Mosque in Cardiff, Wales, United Kingdom

The Shah Jalal Mosque, officially the Shah Jalal Mosque & Islamic Cultural Centre is a listed place of worship in Cardiff, Wales. Originally built for Methodist Christians, it ceased as a church in the 1980s and is now a mosque. It is affiliated to Bangladeshi Sufi Fultoli movement.

==History==
A Welsh Calvinistic Methodist presence in Cathays began in 1884, with the founding of Capel Horeb, a small building on May Street. It owed its birth to the widening of Cardiff's boundaries in 1875, which had taken in more Welsh-language speakers in the areas around the city. In 1900, this building was closed and the congregation moved to a newer, more prominent location on nearby Crwys Road. The building is constructed in Pennant stone and Bath stone with dressings in yellow brick, and on completion, was named Capel Heol y Crwys. The May Street building is now used by the Salvation Army.

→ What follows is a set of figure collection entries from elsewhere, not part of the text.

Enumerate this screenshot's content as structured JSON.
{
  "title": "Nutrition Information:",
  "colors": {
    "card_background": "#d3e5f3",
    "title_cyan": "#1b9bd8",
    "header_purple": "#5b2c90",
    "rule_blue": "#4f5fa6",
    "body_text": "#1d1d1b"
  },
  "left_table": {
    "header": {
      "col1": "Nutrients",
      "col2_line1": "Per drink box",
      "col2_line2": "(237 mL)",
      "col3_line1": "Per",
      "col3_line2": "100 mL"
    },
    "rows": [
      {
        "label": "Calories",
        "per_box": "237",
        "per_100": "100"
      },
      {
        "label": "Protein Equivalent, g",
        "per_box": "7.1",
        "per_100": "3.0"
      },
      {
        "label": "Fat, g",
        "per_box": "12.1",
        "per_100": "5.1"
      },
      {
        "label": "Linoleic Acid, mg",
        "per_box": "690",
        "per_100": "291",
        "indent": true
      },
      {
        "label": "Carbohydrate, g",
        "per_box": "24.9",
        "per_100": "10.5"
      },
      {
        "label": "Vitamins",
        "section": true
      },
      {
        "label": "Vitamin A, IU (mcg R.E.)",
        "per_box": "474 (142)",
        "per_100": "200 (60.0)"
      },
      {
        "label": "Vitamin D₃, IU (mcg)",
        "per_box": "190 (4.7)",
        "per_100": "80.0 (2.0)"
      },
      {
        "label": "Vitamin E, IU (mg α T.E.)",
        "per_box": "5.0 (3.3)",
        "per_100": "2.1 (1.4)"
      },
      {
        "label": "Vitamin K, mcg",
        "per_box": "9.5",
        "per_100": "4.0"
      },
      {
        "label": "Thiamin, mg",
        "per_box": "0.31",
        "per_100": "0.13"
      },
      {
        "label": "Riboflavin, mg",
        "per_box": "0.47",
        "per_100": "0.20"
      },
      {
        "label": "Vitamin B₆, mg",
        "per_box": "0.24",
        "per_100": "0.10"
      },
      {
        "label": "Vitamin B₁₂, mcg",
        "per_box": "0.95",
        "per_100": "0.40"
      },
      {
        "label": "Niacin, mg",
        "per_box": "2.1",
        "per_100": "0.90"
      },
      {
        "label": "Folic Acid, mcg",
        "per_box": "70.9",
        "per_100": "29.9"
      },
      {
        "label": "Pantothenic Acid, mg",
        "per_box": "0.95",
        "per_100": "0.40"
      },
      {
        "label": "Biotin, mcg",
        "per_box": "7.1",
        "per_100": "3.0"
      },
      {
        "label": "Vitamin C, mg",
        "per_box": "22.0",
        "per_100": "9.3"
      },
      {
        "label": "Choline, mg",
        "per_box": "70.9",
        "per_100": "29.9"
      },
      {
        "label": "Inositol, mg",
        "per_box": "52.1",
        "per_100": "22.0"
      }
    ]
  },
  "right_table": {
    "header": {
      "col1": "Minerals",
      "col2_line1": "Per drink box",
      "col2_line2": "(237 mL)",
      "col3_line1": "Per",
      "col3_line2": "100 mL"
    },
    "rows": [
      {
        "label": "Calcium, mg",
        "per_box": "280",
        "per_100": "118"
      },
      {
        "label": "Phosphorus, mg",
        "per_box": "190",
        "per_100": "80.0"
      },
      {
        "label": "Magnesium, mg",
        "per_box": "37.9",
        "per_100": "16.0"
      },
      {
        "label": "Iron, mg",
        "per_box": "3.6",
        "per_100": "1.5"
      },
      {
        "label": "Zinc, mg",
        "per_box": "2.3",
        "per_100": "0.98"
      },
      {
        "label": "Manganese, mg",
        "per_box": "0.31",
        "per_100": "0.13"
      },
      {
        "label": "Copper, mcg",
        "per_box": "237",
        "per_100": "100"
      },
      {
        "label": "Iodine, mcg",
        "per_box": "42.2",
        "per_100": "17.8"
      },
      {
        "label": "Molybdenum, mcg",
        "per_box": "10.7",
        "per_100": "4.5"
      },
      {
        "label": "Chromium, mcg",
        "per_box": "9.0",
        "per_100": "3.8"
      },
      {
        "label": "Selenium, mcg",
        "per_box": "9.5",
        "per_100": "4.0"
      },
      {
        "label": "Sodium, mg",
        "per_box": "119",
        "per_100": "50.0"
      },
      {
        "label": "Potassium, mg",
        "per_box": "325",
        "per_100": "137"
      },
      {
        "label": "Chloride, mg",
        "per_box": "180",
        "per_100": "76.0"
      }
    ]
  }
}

In its early years, it was a very popular Welsh-speaking chapel, with regular congregations of 500, but as with many of Cardiff's suburban churches, its attendance declined in the late 20th century, and maintenance costs became hard to meet. In 1988, the congregation moved into newer premises in Richmond Road, having acquired a building formerly used by Christian Scientists. It continues to operate at the location. In 1990, the old chapel underwent conversion into a mosque.

The mosque became Grade II Listed on 21 August 1997.